The shadow that had dogged their steps for so long, which they had thought at first to be Azash and then the Troll-Gods, gave a shrill shriek and began to babble in agony. Sparhawk saw Sephrenia’s eyes widen.
The shadow was crying out, not in Zemoch or Trollish, but in Styric.
‘Well now, yer Queenship,’ Caalador was saying, ‘I don’t know ez I’d stort a-dancin’ in the streets jist yet. Them fellers over t’ Interior’s bin a-doin’ ever’thang but a-nailin’ th’ doors shet t’ keep us from a-puttin’ our hands on this yere pertic’ler set o’ files, an’ now they turns up sorta unexpected-like amongst a hull buncha others – which I’d swear a oath to that I already looked over ’bout four er five times my own self. Don’t that smell jist a bit like a dead fish t’ you?’
‘What did he say?’ Emperor Sarabian asked.
‘He’s suspicious,’ Ehlana translated. ‘He thinks that our discovery of these files was too easy. He may just have a point.’

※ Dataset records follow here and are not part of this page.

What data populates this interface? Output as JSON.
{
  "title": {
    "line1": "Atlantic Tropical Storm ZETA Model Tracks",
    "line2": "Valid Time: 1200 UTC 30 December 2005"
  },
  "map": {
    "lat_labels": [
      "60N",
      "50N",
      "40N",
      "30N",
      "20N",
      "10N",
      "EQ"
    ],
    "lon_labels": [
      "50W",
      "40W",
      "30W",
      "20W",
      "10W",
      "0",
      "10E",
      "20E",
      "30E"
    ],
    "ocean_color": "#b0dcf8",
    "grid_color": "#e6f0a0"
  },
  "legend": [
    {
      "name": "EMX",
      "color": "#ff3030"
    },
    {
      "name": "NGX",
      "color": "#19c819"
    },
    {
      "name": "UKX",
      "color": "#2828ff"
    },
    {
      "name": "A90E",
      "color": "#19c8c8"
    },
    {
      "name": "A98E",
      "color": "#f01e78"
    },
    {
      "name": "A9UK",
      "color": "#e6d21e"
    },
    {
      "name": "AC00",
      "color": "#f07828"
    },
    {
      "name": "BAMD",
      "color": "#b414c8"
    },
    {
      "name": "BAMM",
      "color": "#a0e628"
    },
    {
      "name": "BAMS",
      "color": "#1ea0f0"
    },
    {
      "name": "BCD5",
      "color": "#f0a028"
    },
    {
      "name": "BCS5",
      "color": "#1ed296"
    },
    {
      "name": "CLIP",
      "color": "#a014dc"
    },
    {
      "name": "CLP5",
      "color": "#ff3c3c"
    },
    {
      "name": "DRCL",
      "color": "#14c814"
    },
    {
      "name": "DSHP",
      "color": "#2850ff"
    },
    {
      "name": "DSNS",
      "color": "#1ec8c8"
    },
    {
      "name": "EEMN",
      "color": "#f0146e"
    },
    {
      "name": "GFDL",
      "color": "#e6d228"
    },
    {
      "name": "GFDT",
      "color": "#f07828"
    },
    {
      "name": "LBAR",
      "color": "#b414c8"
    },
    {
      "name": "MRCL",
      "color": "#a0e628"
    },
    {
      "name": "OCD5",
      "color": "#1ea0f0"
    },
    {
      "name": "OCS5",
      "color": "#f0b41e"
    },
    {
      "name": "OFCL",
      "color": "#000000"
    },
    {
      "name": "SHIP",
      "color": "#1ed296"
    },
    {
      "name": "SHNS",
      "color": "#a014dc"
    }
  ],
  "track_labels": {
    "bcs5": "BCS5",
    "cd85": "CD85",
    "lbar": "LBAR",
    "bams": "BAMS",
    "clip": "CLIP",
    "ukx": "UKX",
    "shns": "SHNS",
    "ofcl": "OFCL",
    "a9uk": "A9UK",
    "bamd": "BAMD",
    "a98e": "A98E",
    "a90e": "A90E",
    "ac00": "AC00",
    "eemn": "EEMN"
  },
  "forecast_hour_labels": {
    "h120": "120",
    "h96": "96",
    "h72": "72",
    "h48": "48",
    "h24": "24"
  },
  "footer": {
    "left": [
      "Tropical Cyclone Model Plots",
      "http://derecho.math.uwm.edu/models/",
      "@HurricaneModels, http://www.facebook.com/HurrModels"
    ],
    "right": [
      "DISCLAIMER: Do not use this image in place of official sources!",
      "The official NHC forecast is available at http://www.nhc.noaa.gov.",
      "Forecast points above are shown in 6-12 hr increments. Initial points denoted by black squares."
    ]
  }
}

They had gathered again in the royal apartment in what was by now generally called ‘Ehlana’s Castle’ to discuss the surprising discovery of a hitherto missing set of personnel files. The files themselves were stacked in heaps upon the tables and the floor of the main sitting room.
‘Do you always have to complicate things, Master Caalador?’ The Emperor’s expression was slightly pained. As he habitually did now, Sarabian was wearing western-style clothes. Ehlana felt that this morning’s choice of a black velvet doublet and pearl-grey hose was not a happy one. Black velvet made Sarabian’s bronze-tinted skin look sallow and unhealthy.
‘I’m a professional swindler, your Majesty,’ Caalador replied, dropping the dialect. ‘I’ve learned that when something seems too good to be true, it probably is.’
Stragen was looking into one of the files. ‘What an amazing thing,’ he said. ‘Someone in the Ministry of the Interior seems to have discovered the secret of eternal youth.’